Más allá del debate sobre lo que reconocemos como comestible, el aprendizaje social expone una realidad: un producto no necesita estar “bueno” para gustarnos. Ahí están el café o las torrijas para demostrarlo.

DECIR EN UN restaurante que no se desea “comer cosas raras” sería algo anecdótico si no fuese por la cara que suele dedicarle al maître quien enuncia este propósito. Lo que llama la atención no es tanto el hecho de que muchas personas se resistan a probar alimentos desconocidos, gesto íntimo, lícito y cargado de razones de todo tipo, sino la connotación peyorativa con la que se reviste la expresión.

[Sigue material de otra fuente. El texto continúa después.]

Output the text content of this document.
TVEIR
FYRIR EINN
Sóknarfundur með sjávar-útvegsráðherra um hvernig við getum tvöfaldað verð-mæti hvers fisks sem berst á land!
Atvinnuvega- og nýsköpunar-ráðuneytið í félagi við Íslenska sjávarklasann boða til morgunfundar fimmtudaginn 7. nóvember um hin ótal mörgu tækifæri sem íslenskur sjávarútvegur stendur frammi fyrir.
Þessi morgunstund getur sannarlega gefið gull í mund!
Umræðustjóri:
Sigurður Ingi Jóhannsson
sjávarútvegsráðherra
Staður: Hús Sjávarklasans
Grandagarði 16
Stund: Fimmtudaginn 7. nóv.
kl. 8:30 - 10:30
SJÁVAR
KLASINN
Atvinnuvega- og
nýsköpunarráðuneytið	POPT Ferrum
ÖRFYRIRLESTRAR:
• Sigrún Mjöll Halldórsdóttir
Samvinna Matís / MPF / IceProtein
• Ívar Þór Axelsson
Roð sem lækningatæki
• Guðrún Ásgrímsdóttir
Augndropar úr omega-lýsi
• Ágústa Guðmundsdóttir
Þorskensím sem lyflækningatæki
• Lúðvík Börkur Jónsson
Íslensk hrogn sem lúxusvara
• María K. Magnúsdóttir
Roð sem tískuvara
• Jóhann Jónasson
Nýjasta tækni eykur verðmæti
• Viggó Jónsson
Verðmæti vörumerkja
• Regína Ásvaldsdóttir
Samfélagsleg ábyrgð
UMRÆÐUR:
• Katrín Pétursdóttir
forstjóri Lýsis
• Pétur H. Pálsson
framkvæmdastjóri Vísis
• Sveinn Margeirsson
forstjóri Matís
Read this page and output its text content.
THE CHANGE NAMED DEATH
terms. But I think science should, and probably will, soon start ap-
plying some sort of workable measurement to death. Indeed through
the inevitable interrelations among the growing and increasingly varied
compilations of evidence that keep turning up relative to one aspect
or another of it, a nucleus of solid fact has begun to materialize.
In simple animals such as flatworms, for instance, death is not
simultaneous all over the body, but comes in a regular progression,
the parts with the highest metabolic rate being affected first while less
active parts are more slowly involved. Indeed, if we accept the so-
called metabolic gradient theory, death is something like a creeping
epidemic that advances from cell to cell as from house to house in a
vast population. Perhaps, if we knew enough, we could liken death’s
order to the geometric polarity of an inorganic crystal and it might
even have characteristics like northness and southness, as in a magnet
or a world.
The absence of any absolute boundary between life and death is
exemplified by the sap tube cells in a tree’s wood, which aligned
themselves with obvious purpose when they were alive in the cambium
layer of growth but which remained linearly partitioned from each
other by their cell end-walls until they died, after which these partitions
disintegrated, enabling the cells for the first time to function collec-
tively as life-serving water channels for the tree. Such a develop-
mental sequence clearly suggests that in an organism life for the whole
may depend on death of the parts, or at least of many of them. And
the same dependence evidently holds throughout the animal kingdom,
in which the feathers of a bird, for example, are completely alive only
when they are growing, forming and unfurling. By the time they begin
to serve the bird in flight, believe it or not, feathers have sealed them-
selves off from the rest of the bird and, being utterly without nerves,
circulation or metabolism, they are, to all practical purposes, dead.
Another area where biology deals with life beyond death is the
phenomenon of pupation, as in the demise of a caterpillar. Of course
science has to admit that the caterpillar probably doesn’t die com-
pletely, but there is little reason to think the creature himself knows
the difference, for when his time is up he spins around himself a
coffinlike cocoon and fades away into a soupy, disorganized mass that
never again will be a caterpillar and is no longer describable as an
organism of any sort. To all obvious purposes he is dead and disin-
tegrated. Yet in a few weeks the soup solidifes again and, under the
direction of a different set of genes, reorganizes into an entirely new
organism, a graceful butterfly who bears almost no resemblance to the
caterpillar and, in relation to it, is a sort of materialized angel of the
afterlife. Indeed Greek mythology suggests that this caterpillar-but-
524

Fuera de las costumbres adheridas culturalmente, la curiosidad por explorar cosas nuevas y la resistencia a ingerir algo irreconocible fuerzan un pulso ancestral conocido como “la paradoja del omnívoro”. El sociólogo y antropólogo francés Claude Fischler sostiene que desde el punto de vista evolutivo el ser humano se ve por un lado impulsado a diversificar la dieta para adaptarse a los cambios, mientras por otro siente que tiene que actuar con prudencia y recelar de lo desconocido. Vamos, que somos equilibristas vocacionales pero con vértigo, hecho que vaporiza una intrigante esquizofrenia sobre la manera que tenemos de acercarnos a la comida.